Dans l’Indre, la revanche des moulins à l’heure des énergies renouvelables
Christian de Césare, ancien ingénieur informatique, a décidé de quitter son emploi et de se tourner vers la production d’énergie renouvelable dans l’Indre. Son projet vise à mettre en valeur l’hydroélectricité, une source d’énergie qu’il considère comme ayant l’impact environnemental le plus faible. Après deux ans de recherche, il a trouvé un ancien moulin à Bélâbre, qu’il a décidé de réhabiliter.
Le chemin vers la réalisation de son projet a été semé d’embûches. Obtenir les autorisations nécessaires a pris trois ans, impliquant des consultations avec dix-sept services administratifs.

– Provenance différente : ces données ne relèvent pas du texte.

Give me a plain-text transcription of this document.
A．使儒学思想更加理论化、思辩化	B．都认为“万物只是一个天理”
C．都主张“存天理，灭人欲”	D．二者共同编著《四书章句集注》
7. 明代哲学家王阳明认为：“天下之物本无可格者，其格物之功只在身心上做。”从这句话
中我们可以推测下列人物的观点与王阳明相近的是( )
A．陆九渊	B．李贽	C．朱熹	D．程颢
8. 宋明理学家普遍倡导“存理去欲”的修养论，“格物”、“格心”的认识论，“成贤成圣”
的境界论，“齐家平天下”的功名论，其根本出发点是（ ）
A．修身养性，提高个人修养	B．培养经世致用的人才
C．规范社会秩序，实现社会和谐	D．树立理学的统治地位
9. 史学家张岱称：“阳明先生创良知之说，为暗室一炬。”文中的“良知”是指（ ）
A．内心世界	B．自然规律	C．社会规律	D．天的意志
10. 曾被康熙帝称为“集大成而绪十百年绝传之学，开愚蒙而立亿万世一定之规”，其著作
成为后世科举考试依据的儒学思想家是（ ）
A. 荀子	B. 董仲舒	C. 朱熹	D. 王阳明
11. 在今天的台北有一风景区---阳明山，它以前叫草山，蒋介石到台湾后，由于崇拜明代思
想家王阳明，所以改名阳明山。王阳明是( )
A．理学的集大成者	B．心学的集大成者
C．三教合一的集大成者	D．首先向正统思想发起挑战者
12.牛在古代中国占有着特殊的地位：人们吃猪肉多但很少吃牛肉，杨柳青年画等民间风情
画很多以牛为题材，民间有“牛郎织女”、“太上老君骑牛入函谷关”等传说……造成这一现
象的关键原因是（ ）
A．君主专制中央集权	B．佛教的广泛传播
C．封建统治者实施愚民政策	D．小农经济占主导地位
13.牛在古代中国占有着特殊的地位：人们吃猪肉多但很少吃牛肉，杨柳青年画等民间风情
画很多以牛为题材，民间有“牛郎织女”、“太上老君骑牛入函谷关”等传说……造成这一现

Pour faire avancer son dossier, il a même écrit à Ségolène Royal, alors ministre de l’Écologie, afin d’obtenir un « droit d’eau » pour remettre en service une installation existante.
Face à la vétusté de l’ancien moulin, Christian a construit un nouveau bâtiment abritant une turbine neuve, pour un investissement total de 540 000 euros. Ce montant est inférieur aux 800 000 euros initialement prévus, grâce à son implication personnelle dans le suivi du chantier. La centrale générera une puissance installée de 180 kW, suffisante pour alimenter environ 200 à 220 foyers.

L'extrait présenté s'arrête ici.